Comment From: dreis2211
Yeah, I will likely do that somewhen this week. Fill do another comparison then as well on my local machine. But this week is busy, so might be something for the weekend.
Comment From: sdeleuze
No rush, thanks for your help on this, much appreciated.
Comment From: dreis2211
There you go: https://github.com/TechEmpower/FrameworkBenchmarks/pull/7749
2.6.9 (Before)
3.0.0 (After)
Compared to previous results, I updated my Mac, Docker etc.. The results were already better & worse before, but I think the head-to-head comparison from this evening is already a good step into the right direction
Comment From: rstoyanchev
We evaluate conditions in RequestMappingInfo#getMatchingCondition
in a specific order and return as soon as one returns false
. Patterns has always been at the bottom with String path matching, but with parsed PathPattern
in place, I wonder if we should move the PathPatternsRequestCondition
near the top, right after the HTTP method check. We could compare some more involved pattern vs consumes or produces.
That said, the ProducesRequestCondition
does cache the accepted media types in a request attribute, so at least that should be done only once per request withing RequestMappingHandlerMapping
. The same is not true for ConsumesRequestCondition
so there is an optimization to be made there.
None of this would impact the benchmark which now sets the response content-type directly, but there might be some new hotspots to be optimized in its present form, perhaps in AbstractMessageConverterMethodProcessor
that was discussed earlier.
Comment From: sdeleuze
Thanks for creating this follow-up issue @rstoyanchev.
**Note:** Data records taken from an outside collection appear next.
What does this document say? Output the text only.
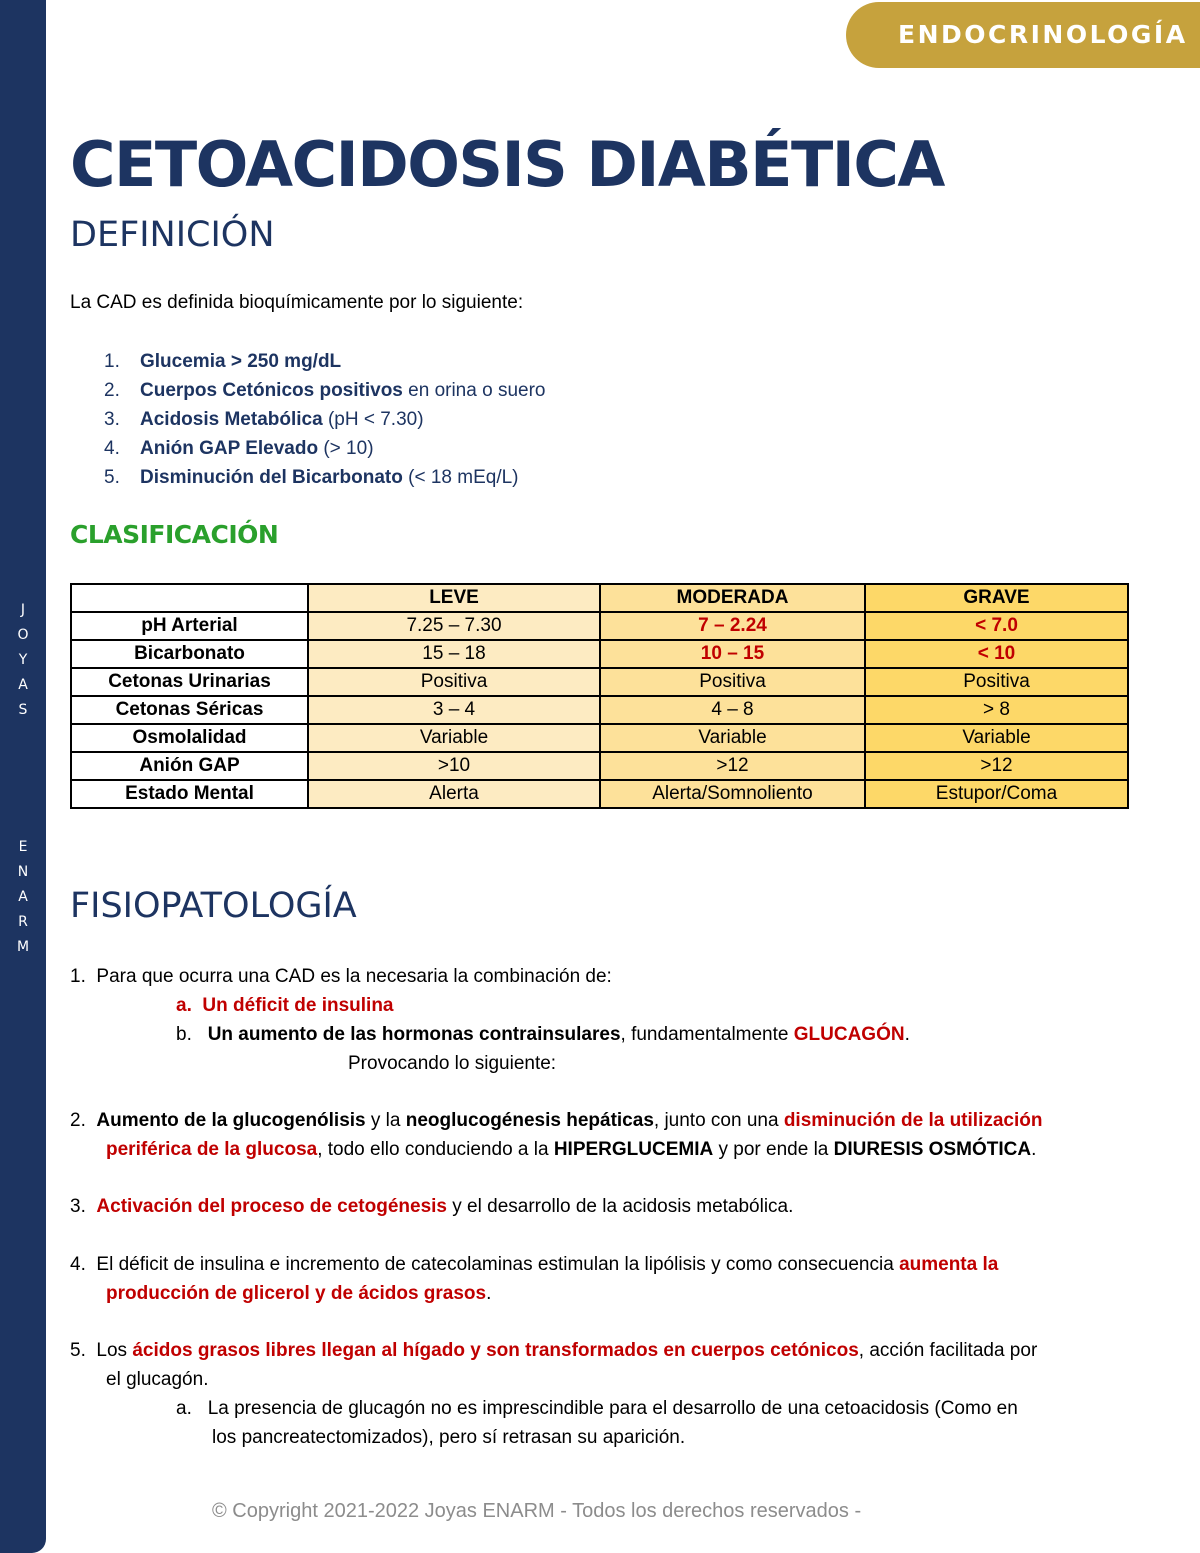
J
O
Y
A
S
E
N
A
R
M
ENDOCRINOLOGÍA
CETOACIDOSIS DIABÉTICA
DEFINICIÓN
La CAD es definida bioquímicamente por lo siguiente:
1. Glucemia > 250 mg/dL
2. Cuerpos Cetónicos positivos en orina o suero
3. Acidosis Metabólica (pH < 7.30)
4. Anión GAP Elevado (> 10)
5. Disminución del Bicarbonato (< 18 mEq/L)
CLASIFICACIÓN
	LEVE	MODERADA	GRAVE
pH Arterial	7.25 – 7.30	7 – 2.24	< 7.0
Bicarbonato	15 – 18	10 – 15	< 10
Cetonas Urinarias	Positiva	Positiva	Positiva
Cetonas Séricas	3 – 4	4 – 8	> 8
Osmolalidad	Variable	Variable	Variable
Anión GAP	>10	>12	>12
Estado Mental	Alerta	Alerta/Somnoliento	Estupor/Coma
FISIOPATOLOGÍA
1. Para que ocurra una CAD es la necesaria la combinación de:
a. Un déficit de insulina
b. Un aumento de las hormonas contrainsulares, fundamentalmente GLUCAGÓN.
Provocando lo siguiente:
2. Aumento de la glucogenólisis y la neoglucogénesis hepáticas, junto con una disminución de la utilización
periférica de la glucosa, todo ello conduciendo a la HIPERGLUCEMIA y por ende la DIURESIS OSMÓTICA.
3. Activación del proceso de cetogénesis y el desarrollo de la acidosis metabólica.
4. El déficit de insulina e incremento de catecolaminas estimulan la lipólisis y como consecuencia aumenta la
producción de glicerol y de ácidos grasos.
5. Los ácidos grasos libres llegan al hígado y son transformados en cuerpos cetónicos, acción facilitada por
el glucagón.
a. La presencia de glucagón no es imprescindible para el desarrollo de una cetoacidosis (Como en
los pancreatectomizados), pero sí retrasan su aparición.
© Copyright 2021-2022 Joyas ENARM - Todos los derechos reservados -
@dreis2211 I close this issue as I think we have reached a reasonable state, feel free to open more focused one if you identify some interesting optimizations. I will on my side make sure that a fix for https://bugs.openjdk.org/browse/JDK-8180450 is available in Java 17 with our partner Bellsoft.
Comment From: dreis2211
Same here - we improved a few things along the road. Great stuff. Thanks 🙏
Comment From: cristianorvf
Maybe check the flux versions too, do they use the same infrastructure for media type?
Comment From: sdeleuze
Functional web APIs for both Spring MVC and WebFlux skip the infrastructure for media type by design, so that's maybe this that should be tried. I would expected annotation-based WebFlux controllers to use a similar kind of media type infrastructure.
Comment From: stillya
It will be great to add benchmark with virtual thread based executor, by the way.
Comment From: dreis2211
More an FYI. Round 22 results have been published. The screenshot below shows the composite scores ( with fullstack + java filter applied).
Quarkus ranks at #38
Spring ranks at #88
But more important than the rank the plaintext & json benchmark shows that Quarkus has still a throughput ~4 times "better" than Spring.
Nonetheless still some good news. The absolute results are better than last time apparently, despite the same machine. So the few things we've done here seem to have had at least a positive impact.
Comment From: 7fantasy7
From what I've seen in a plain text use case (not techempower benchmark, but can be the same),
it uses StreamUtils#copy(String in, Charset charset, OutputStream out)
through the StringHttpMessageConverter
Which does unnecessary buffer allocation (8kb) inside an OutputStreamWriter
consturctor.
Maybe it can be avoided, so instead of:
Writer writer = new OutputStreamWriter(out, charset);
writer.write(in);
writer.flush();
write to the stream directly.
out.write(in.getBytes(charset));
out.flush();
Here's approximate difference in time
Benchmark (stringLength) Mode Cnt Score Error Units
StreamUtilsBenchmark.copy 10 avgt 10 4.769 ± 0.110 ns/op
StreamUtilsBenchmark.copy 100 avgt 10 10.368 ± 0.569 ns/op
StreamUtilsBenchmark.copy 1000 avgt 10 42.393 ± 0.905 ns/op
StreamUtilsBenchmark.copyOld 10 avgt 10 637.235 ± 51.005 ns/op
StreamUtilsBenchmark.copyOld 100 avgt 10 602.219 ± 188.381 ns/op
StreamUtilsBenchmark.copyOld 1000 avgt 10 898.469 ± 160.039 ns/op
Comment From: sdeleuze
I plan to give another look to the benchmark.